Particularly and unnecessarily affected is the reputation of Justice Chanda who was put in a no-win situation. Despite manoeuvring deftly for the most part, his imposition of a cost (it appears like a penalty for contempt of court) of five lakh rupees to be paid by Mamata Banerjee for the “psychological offensives and vilification adopted” to ensure his recusal was unfortunate. Whether indeed a few stray tweets and statements by her party members amount to vilification is a question of perception, as is the potential deterrent impact of a five lakh rupees penalty in an election on which presumably crores were spent. Irrespective of how one perceives it, for a judge to act on such a perception and impose a monetary penalty in a politically sensitive matter has the effect of making the judge a participant in a political dogfight. A symbolic statement might have been a more appropriate antidote.

Zola’s trial and the proceedings in the Dreyfus affair had brought considerable disrepute to the French courts. Military witnesses were only allowed to testify if they toed the military line and judges did not allow free cross-examination. The overtly political courts, which refused to speak truth to power, were key signs of a crumbling French establishment that could no longer command the respect of the people.

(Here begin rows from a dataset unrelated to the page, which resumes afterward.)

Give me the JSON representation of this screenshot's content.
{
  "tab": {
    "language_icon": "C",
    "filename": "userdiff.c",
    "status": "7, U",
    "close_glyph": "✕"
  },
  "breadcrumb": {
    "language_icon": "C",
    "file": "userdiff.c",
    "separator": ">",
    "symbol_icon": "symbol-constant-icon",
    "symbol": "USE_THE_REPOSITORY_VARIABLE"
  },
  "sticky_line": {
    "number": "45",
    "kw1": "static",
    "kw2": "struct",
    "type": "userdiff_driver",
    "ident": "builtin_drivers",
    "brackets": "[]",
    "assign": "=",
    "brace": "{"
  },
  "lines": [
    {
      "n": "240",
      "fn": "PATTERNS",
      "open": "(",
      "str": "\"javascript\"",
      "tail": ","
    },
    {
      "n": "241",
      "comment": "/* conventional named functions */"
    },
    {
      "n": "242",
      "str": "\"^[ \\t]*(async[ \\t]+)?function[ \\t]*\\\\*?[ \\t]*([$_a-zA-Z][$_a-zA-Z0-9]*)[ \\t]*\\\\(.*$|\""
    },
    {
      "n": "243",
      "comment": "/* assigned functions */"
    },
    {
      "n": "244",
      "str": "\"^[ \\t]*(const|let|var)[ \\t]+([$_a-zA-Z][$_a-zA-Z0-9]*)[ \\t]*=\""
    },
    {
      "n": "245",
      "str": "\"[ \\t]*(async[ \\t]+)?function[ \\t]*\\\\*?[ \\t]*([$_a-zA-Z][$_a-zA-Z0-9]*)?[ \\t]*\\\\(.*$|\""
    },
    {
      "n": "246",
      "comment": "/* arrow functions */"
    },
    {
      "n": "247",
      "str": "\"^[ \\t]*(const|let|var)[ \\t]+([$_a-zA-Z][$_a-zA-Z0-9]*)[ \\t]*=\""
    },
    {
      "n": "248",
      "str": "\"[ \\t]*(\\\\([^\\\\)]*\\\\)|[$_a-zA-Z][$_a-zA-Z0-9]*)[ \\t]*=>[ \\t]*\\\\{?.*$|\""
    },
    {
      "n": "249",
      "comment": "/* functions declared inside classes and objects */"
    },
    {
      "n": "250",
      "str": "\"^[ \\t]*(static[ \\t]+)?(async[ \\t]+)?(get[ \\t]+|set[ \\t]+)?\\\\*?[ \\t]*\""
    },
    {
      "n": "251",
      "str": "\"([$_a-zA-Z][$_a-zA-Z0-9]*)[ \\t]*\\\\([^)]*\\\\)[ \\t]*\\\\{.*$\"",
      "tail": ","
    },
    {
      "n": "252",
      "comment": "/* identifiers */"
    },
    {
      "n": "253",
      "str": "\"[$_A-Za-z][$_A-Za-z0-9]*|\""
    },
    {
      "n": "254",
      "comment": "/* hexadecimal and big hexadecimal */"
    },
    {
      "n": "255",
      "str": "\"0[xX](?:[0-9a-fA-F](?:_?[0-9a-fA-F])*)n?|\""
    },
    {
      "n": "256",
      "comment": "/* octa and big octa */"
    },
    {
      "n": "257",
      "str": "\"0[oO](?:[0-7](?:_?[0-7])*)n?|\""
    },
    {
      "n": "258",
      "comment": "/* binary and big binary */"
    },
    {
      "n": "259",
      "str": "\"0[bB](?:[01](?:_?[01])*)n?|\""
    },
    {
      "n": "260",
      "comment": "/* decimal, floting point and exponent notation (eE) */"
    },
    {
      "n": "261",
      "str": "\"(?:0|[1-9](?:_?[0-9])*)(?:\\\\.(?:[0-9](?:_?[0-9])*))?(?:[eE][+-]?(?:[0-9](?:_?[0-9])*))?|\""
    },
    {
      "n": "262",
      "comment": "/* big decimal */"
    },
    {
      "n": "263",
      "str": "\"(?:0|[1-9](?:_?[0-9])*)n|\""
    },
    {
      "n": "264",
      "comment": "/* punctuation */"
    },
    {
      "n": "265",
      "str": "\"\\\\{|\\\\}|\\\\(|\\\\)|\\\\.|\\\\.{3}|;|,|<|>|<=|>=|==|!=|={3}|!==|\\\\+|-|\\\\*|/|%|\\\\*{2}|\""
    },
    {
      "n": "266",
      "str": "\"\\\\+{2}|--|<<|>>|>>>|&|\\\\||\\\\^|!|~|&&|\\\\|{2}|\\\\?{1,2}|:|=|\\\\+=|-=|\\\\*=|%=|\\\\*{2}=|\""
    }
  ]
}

Indian courts have not plumbed these depths. But the Justice Chanda recusal episode leaves one with the distinct impression that the image of the Indian higher judiciary as a political institution is taking root and the judiciary itself missed an opportunity to dispel it. Everyone who is a well-wisher of the Calcutta High Court and the Indian judiciary would do well to remember that when the courts of law appear political to the public, it is only a matter of time before the rule of law becomes an empty promise.